Your weekly economic update from the team at FXD Capital

News

After over 15 months, the UK furlough scheme is starting to take a bow. As of yesterday, government contributions reduce from 80% to 70%, in a staggered approach that will run off by the end of September. In January at its peak, 5.1m workers were furloughed, and the scheme is estimated to have cost the Treasury £66bn in total. With 2.4m workers still in such purgatory, the economy is by no means out of the woods, hence the staggered approach to concluding its life.

The end of furlough will be another significant test to the economy and possibly the next big area of focus after recent inflation obsessions. Aside from the scheme’s cost, there are myriad “known unknowns” that we will have to see how they play out over the coming months.

The first is how much unemployment spikes as the scheme winds down, and employers are obliged to take on more financial encumbrance. The scheme was like being granted a free option from an owner’s perspective: maintain a workforce in suspended animation, ready to ramp up again instantaneously for minimal financial cost. Once the rug is pulled, such benevolence may dissipate, and redundancies will spike up.

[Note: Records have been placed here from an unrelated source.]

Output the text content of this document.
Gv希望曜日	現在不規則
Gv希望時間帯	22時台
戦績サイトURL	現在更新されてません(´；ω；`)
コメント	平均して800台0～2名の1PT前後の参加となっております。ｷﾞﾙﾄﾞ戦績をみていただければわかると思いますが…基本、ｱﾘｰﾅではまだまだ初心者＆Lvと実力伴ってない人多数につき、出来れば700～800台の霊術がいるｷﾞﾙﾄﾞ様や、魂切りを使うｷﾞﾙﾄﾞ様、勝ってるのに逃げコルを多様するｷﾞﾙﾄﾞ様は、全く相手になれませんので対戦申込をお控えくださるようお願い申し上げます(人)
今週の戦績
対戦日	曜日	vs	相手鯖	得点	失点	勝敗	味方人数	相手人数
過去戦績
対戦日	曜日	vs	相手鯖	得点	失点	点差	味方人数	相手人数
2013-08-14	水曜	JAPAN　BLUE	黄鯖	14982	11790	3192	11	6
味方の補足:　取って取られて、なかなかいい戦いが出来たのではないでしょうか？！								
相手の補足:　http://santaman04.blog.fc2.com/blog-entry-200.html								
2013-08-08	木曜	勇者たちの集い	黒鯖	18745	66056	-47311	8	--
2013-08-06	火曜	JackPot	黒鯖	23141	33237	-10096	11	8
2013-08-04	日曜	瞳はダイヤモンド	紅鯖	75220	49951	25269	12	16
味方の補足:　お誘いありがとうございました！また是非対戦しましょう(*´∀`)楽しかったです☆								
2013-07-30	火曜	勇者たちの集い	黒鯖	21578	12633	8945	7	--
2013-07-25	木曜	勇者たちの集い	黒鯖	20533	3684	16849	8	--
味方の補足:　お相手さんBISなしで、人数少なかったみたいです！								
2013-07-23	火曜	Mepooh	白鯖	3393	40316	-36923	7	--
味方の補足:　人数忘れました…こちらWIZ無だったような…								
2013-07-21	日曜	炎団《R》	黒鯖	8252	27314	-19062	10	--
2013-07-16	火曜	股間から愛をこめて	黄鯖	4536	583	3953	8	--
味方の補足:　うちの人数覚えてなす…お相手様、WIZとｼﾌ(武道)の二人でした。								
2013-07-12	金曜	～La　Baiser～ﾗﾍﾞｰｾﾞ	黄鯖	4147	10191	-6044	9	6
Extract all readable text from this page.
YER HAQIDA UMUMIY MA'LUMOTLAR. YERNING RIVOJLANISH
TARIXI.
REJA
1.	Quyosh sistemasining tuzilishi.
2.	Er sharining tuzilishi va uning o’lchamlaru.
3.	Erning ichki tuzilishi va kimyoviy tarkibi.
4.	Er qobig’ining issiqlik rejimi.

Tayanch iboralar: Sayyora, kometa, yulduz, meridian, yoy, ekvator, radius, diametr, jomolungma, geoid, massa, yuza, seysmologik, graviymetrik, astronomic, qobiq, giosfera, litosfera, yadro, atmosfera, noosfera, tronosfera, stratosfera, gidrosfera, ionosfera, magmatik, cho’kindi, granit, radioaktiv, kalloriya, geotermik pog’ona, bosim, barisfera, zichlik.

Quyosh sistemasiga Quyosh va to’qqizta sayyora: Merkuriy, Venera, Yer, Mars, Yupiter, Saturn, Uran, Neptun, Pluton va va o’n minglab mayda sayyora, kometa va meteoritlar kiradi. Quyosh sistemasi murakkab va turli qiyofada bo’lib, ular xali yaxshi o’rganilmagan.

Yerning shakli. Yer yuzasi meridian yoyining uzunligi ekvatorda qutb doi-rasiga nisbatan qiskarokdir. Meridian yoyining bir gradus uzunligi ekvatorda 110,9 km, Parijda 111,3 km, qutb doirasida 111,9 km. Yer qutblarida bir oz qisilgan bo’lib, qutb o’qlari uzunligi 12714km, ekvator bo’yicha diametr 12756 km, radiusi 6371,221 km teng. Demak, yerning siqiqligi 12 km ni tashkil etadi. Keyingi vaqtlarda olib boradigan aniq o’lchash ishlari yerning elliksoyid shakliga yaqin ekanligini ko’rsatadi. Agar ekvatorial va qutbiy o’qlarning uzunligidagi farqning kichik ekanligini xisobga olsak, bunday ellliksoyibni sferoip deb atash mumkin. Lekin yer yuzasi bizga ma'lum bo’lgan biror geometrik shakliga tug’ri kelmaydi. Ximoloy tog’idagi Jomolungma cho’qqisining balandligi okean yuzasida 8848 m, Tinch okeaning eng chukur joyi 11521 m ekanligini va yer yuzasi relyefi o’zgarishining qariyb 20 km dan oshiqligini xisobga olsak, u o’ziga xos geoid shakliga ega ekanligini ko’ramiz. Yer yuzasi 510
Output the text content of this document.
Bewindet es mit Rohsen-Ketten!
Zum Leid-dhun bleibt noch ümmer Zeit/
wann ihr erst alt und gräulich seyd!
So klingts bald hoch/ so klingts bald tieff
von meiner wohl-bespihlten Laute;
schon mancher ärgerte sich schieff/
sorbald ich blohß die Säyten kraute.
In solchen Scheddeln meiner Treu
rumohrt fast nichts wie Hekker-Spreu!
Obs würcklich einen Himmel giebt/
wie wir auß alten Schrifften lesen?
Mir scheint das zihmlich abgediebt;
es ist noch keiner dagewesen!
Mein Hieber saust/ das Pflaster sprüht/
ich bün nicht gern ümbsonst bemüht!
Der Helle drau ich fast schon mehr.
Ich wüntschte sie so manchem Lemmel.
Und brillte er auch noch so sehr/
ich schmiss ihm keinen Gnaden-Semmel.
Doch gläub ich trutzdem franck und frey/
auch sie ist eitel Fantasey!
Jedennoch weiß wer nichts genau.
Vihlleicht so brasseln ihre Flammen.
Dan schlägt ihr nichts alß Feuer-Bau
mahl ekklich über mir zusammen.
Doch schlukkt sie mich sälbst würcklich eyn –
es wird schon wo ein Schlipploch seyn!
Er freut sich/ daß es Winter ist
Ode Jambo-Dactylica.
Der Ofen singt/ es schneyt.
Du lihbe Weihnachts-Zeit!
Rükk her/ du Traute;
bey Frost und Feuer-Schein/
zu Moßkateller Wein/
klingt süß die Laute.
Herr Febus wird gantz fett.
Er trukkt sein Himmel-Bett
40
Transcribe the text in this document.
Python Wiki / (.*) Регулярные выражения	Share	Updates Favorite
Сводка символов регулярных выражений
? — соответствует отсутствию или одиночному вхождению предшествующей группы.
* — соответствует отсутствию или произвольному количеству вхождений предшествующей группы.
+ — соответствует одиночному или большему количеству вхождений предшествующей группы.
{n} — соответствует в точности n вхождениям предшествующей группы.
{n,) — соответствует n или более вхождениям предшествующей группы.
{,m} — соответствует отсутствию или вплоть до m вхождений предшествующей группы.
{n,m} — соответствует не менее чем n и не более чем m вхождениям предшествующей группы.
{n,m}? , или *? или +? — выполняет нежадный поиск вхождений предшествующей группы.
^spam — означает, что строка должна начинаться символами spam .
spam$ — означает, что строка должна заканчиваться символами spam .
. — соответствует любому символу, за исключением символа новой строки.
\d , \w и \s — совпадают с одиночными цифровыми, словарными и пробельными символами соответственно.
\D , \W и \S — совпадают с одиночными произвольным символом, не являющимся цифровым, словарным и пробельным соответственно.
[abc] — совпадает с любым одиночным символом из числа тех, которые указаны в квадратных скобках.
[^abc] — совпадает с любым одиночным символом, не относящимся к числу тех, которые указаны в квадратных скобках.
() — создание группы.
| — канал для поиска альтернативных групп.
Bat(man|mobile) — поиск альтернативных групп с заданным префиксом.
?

There’s also the question of the type of people on furlough: with hospitality sectors essentially opening up again, only small pockets (e.g., cruise ships, nightclubs and stadiums) remain with a substantial impairment to business as usual. It all begs the question as to whether a significant pivot of the workforce has been occurring, whereby bosses have been calling back more “able” workers first. This may pose specific demographic or location-specific issues when the scheme ends, as there will be a focused shock in certain parts of the populace. Unlike, say, a traditional economic shock, where the music stops for everyone simultaneously.

More broadly, the furlough scheme will bring a range of psychological impacts that will implicate business over the next generation. The removal of jeopardy that furlough gave may encourage ambitious expansion plans to entrepreneurs but, conversely, may promote a nanny state mentality from bosses who clamber for its resumption during any times of economic shock. For both owners and workers, the jeopardy of economic retribution acts as a leveller, encouraging performance and financial responsibility. Take that away, and what kind of behaviour emerges?

For furloughed workers, the period will have been an incredibly stressful time. Like a substitute ready on the touchline, tracksuit off, warmed up, constantly waiting for an unknown electronic scoreboard to call them to the fore. Where the government missed a trick during furlough is training – all those who have been temporarily laid off have been mainly left to their initiative to level up during the interval. For some going back to work, so long as their industry has not been structurally impaired, life may get back to normal. But for those in industries with new paradigms, or if they are later on in their career, the work environment has shifted seismically, and they have been ill-prepared.

UK

Bank of England governor Andrew Bailey was relaxed on Thursday in comments on inflation, claiming that the central bank is not “whistling in the wind”. In his annual Mansion House speech, he acknowledged that the BoE might have underestimated the speed of recent rebounds but then resorted to the narrative other central bankers are following in that the changes are transitory and global in nature.

US

Growth in US manufacturing slowed to its lowest level since January; the ISM’s sector index tracker for June fell to 60.6 from 61.2 in May. Factories are struggling with bottlenecks caused by increased demand, scarce inputs, rising prices and worker shortages. Despite activity slowing, costs are rising at the fastest levels since the 1970s, with the corresponding price index creeping up to 92.1 from 88.

The US is running hot everywhere right now, both figuratively and literally, with the west coast heatwave: House prices in April grew at their fastest pace for over 30 years. Several secondary cities (e.g., Phoenix) in the “move out for the space” bracket lead the way on house price appreciation.

Ahead of non-farm payrolls today, stock markets have been rising ahead of an expected 700,000 new jobs added in June, up from 559,000 in May.

EU

While not exclusively Europe-related, OECD negotiations in Paris resulted in an agreement to harmonise corporation taxes for multinational companies at a floor of 15%. It will be interesting to see how it plays out and whether non-OECD countries ramp up opportunistic overtures to conglomerates, or whether the reputational risks have become too great for overly aggressive tax domiciliation planning.

All the best for the week ahead

Alex

 

Our weekly column is written by Alex Graham, Economic Advisor to FXD Capital. Originally a bank treasurer, Alex’s weekly roundup intends to provide a conversational, top-down view of what is going on in world macroeconomics and how it impacts business on the ground level.